In this difficult market many landlords who recover possession of a property with substantial dilapidations have to think carefully before simply carrying out extensive repair works. Particularly where funds are limited. Indeed it is more common for landlords not to carry out the repair works unless a new tenant has been found to occupy the property.
Landlords can take some consolation from the recent decision in the case of Hammersmatch Properties (Welwyn) Ltd v Saint-Gobain Ceramics and Plastics Ltd (2013).
In that case the estimated cost of works were claimed to be £6.8 million. The tenant argued that the property could not be let even in repair, and so that no reasonable landlord would spend this considerable sum of money putting the property into repair. The tenant further argued that the landlord’s damages should be limited to the amount that a developer would pay for the site, estimated to be £100,000.
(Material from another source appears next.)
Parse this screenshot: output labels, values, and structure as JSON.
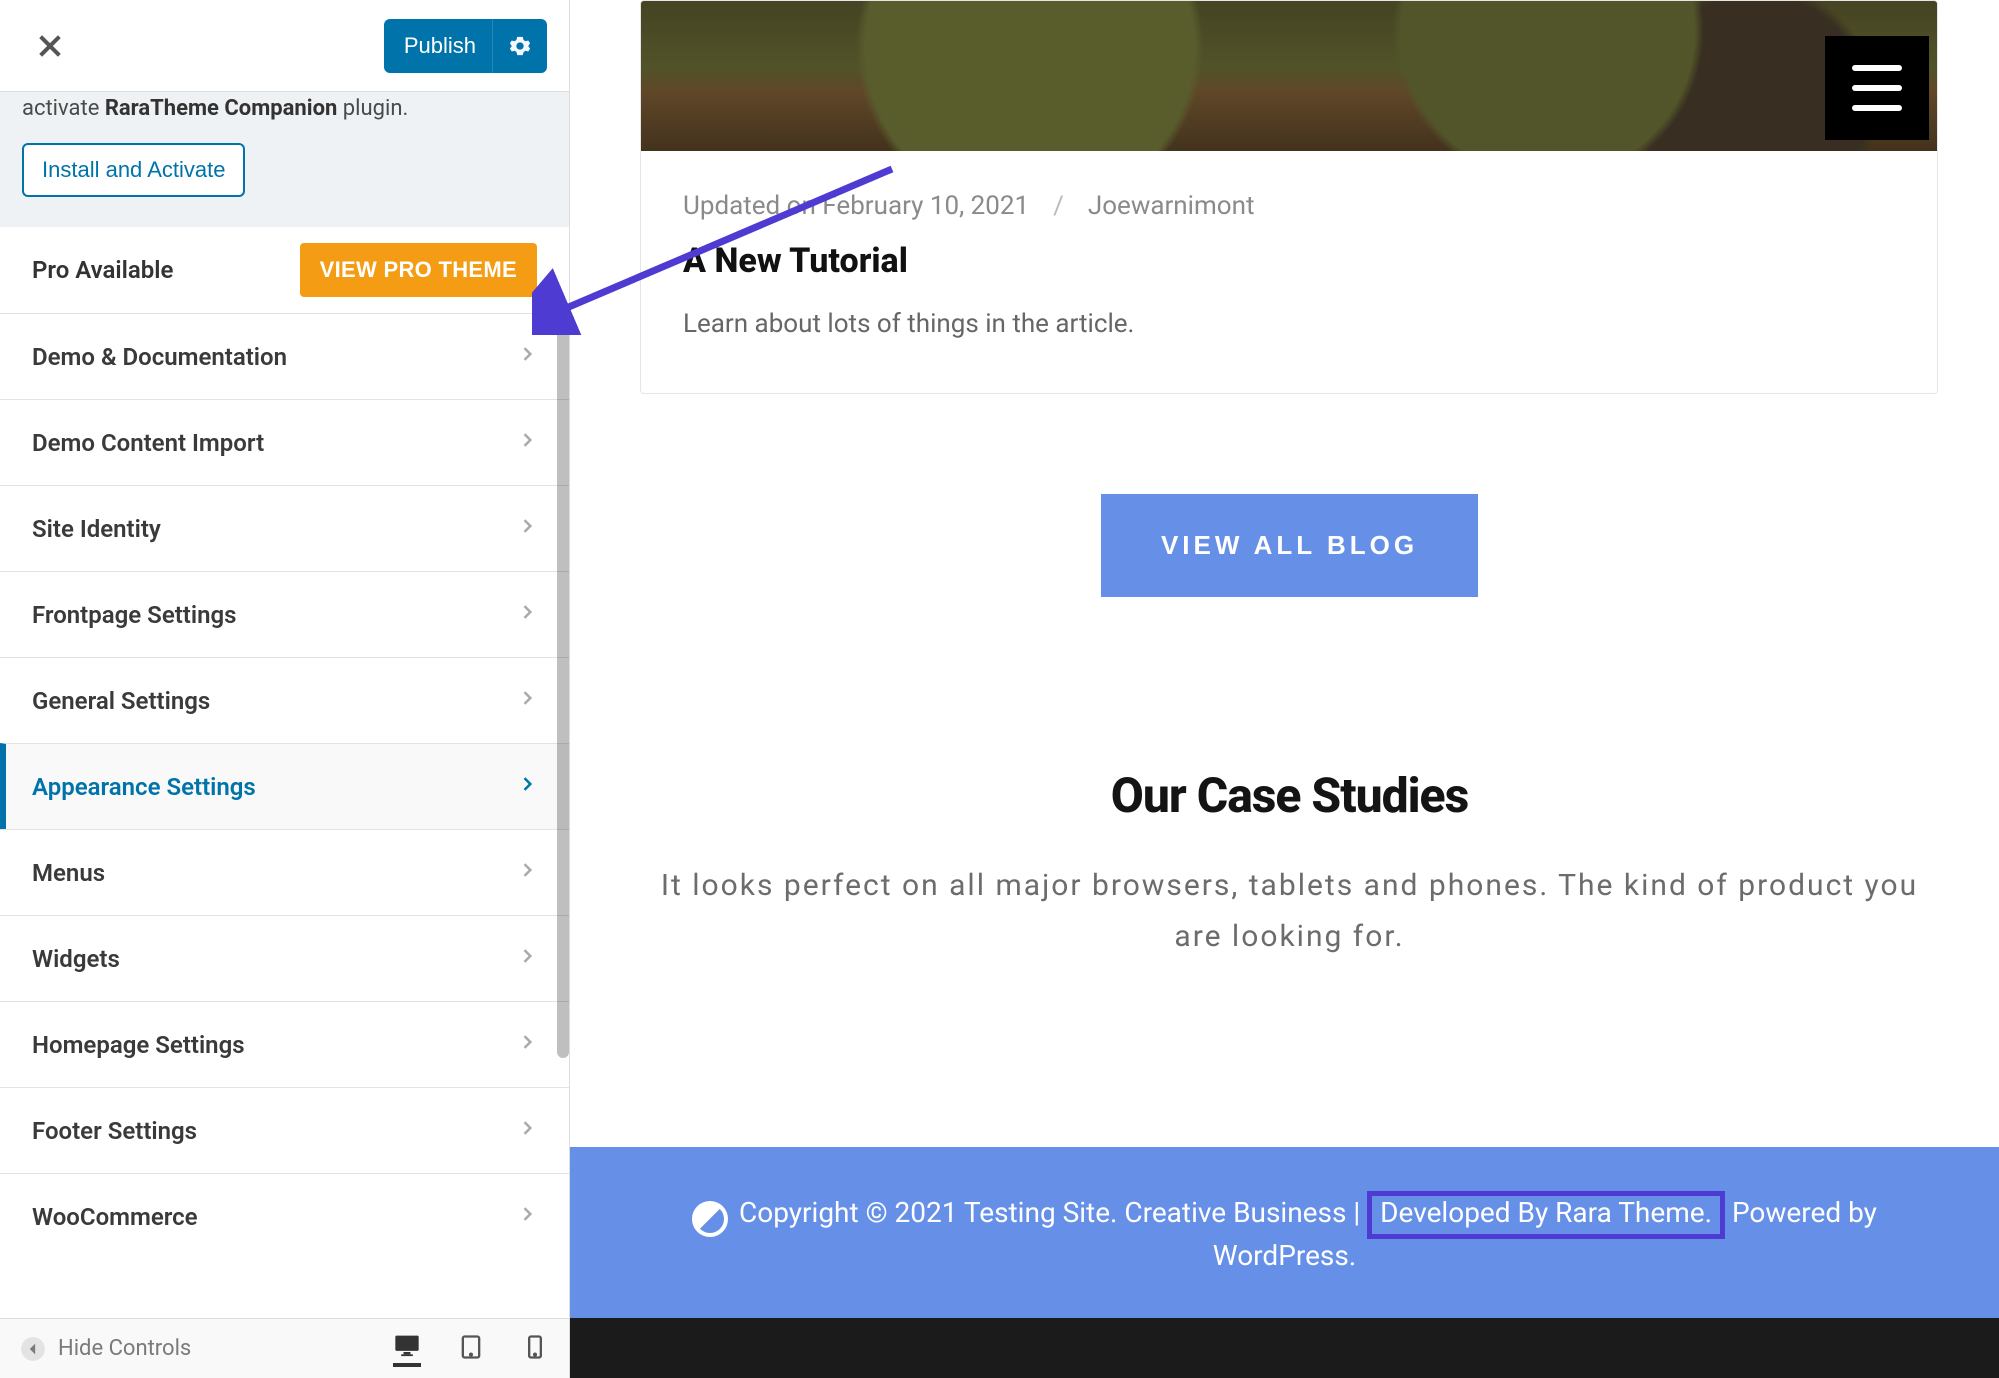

The Court assessed the cost of the repairs to be £2.4 million and agreed that the landlord did not intend to carry out the works. However the Court did not limit the value of the property and instead valued the property in repair at just over £3 million. The Court was willing to look at the rents at the landlord may have obtained by subdividing the property into let-able units and applied a yield of 10%. After deducting the cost of the works to create let-able units and other expenses until the property was fully let the judge assessed the diminution in value at £900,000.
This does not simplify the increasingly complex area of Section 18 valuations, but should identify a pressing need for landlords to seek advice on dilapidations, including valuation evidence.